OTR, ça assure la confidentialité, l'authentification des messages, et comme bonus sympa l'authentification est répudiable. À savoir que lors de la conversation, Alice est certaine de parler à Bob, mais elle ne pourra pas prouver à Charlie que Bob lui a dit qu'il a un petit zizi. Ce qui est un plus, avouons le, Charlie est costaud et Bob n'était pas assidu aux séances de muscu. Le problème, c'est que OTR ne sera pas intégré dans les protocoles de communication grand public que sont MSN et consorts parce les compagnies qui fournissent le service se contretapent de votre sécurité. Donc pour le moment pour utiliser OTR on encode le canal de communication sécurisé par OTR au sein du canal de communication "hôte". Confus ? Pour dire Passe moi le sel, OTR demande de chiffrer le message avec une clef de session connue d'Alice et Bob seuls, d'ajouter de quoi vérifier que le message n'a pas été patouillé en cours de route, deux trois marqueurs bien placés pour pouvoir s'y retrouver (je simplifie à peine) et le compte y est. Notre brave message est devenu un infâme pâté binaire. Alors on le convertit en ASCII pour que ça passe tout de même dans le tuyau, on ajoute ?OTR en tête pour bien indiquer qu'on ne plaisante pas, et Bob va pouvoir déchiffrer le message d'Alice. Et lui passer le sel à cette conne qui est à l'autre bout de la table et qui fait sa maligne avec sa connexion wifi.

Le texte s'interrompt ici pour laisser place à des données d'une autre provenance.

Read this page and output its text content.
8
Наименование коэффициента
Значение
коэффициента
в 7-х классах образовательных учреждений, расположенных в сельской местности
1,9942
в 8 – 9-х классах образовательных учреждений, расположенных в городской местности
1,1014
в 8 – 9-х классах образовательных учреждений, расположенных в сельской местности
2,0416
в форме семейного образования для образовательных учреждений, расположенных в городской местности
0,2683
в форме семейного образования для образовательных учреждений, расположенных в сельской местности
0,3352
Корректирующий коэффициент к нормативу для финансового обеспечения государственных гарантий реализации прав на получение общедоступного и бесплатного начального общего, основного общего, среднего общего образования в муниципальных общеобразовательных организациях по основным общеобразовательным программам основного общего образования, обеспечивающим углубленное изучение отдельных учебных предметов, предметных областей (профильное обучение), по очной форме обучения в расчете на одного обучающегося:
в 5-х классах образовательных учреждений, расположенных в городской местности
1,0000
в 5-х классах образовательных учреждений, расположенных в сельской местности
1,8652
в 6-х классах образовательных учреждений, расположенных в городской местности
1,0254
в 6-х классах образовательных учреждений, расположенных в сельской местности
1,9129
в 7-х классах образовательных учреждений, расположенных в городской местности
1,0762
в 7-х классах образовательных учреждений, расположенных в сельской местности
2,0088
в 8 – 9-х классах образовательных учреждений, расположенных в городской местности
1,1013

Le problème, c'est que les logiciels qui savent encapsuler de l'OTR dans un système de messagerie hôte arbitraire se comptent sur le doigt d'un bûcheron jongleur maladroit. Y'a gaim avec son plugin OTR ad hoc. Et encore, je ne suis même pas certain que ça fonctionne correctement sous windows. Les gens sous mac, vous ne comptez pas. Je n'ai aucun de mes contacts qui tourne sous mac. Cqfd.

Au final, la solution c'est peut-être de se convaincre que pour se dire Passe moi le sel la sécurité n'a pas besoin d'être d'un grade militaire. Mais c'est dur d'arrêter les bonnes habitudes de la paranoïa (règle 1 : on ne l'est jamais trop et ceux qui vous disent le contraire complotent contre vous).